EM: So the Bureau of Objects is basically a collective of artists and analysts.

BC: I suppose it is in some sense. But I don’t really like the connotations of the term “collective.” We’re more like a ministry. Or a consortium

EM: What’s wrong with “collective?”

BC: Well, our group is just based on different assumptions

EM: Such as?

BC: That’s confidential.

EM: You’re just evading the question

BC: You’re damn right I am. But I suppose you could say this thing is based on a race into the unknown. We’ll get together on a Friday night and argue about who’s in the lead – which can get pretty convoluted, since the pursuits are artistic and some of the staff aren't real - or rather, most of their identities are fictional to some degree.

EM: Wait, which parts are fictional? Which identities are you talking about?

BC: I’m not at liberty to discuss that. But what is the “actual” identity of a person anyway? What is the “actual” identity of an object? These questions - see that’s what the Bureau is all about. Here, let me tell you a story. You know about the legend of John Henry?

EM: You mean the song about the steel-driving man beating the steam drill?

BC: Yeah. Well legend has it, that famous contest actually took place outside Talcott, West Virginia, back in the 1870s, when the C&O railroad was blasting a hole through the mountain to build the Big Bend Tunnel. These days, the new tunnel is called Big Bend and the original tunnel is called Great Bend – it’s a little confusing. But they’re right next to one another. So my dad and I used to visit these tunnels whenever we were nearby. I was raised on railroads and collecting among other things, so naturally, the last time we were there, I picked up a couple of rocks and took them home with me. Here, I’ll show you. They’re somewhere over here.

Benn leads me through a door, down another hallway and into his office. The shelves are covered in small objects and wooden boxes. After rummaging for a few minutes he finds the rocks.

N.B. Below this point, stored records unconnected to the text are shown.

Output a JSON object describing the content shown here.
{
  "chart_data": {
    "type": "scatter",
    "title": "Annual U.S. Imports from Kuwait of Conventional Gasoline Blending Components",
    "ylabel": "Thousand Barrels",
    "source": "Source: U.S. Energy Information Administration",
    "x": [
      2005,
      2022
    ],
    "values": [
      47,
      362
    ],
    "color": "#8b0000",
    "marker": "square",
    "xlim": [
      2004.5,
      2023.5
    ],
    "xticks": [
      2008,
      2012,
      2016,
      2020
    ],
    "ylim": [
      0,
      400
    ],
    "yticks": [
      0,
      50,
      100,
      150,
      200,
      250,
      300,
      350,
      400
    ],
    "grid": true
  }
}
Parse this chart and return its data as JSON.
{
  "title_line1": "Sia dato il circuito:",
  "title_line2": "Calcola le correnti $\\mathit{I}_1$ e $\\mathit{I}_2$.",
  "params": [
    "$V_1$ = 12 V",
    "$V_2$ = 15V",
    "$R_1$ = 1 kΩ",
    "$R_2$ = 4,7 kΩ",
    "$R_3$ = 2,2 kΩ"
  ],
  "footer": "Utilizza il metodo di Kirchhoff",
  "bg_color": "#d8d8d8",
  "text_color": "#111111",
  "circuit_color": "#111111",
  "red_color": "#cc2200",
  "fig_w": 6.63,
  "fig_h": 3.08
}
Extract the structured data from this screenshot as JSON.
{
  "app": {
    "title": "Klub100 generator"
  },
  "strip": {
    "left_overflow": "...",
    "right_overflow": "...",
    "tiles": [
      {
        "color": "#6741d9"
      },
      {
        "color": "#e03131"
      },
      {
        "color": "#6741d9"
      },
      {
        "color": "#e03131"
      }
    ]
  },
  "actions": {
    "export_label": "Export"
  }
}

BC: Here they are! Take a look. Now why are those rocks worth saving? What makes them important? I mean, they’re just like any other rocks with that particular geological makeup. Just a couple boring-ass clumps of molecules. But at the same time, they have these complex identities. These rocks are from the actual, real tunnel where this possibly-fabricated, likely-embellished event may have possibly have taken place. Those particular rocks may have been there when it all went down. They also may have been dumped on the rail bed days before we got there. I don't know my rocks well enough. But for all I know – at least all I care to know - one of those rocks may have touched the boot of John Henry himself. I mean, pilgrims throughout history have risked everything just to be in the presence of an object based on supposed identities like that.

But regardless of when they arrived on the scene, these rocks construct the legend of John Henry in my mind when I look at them. That’s real to me. And they are authentic references to the particular day that my father and I were at that tunnel. And then each particular rock I collected is significant because, among thousands of rocks lying there, I happen to look down and see that particular one. 

So are those all identities embedded in those rocks? Now, you could say that all these significant qualities are just human projection, but I like to think of the rocks as active participants - as witnesses of sorts. Tell me this - If a rock falls in the woods and no one is there to see it, is that event still tied to the rock? And one of the rocks I collected did indeed fall from the hill while I was standing there. Blam. It just fell off the mountain. Talk about object identities, lets talk about object intentions! I think these rocks are trying to get somewhere - maybe they’re trying to get to Cleveland in the next 500 years. The rocks simply used me as a vehicle for their journey. They saw an opening and made themselves noticeable.

EM: I don’t know. I think what you’re holding is just a box of rocks.

BC: Say what you will. In my construction of the universe, these are truly rocks among rocks.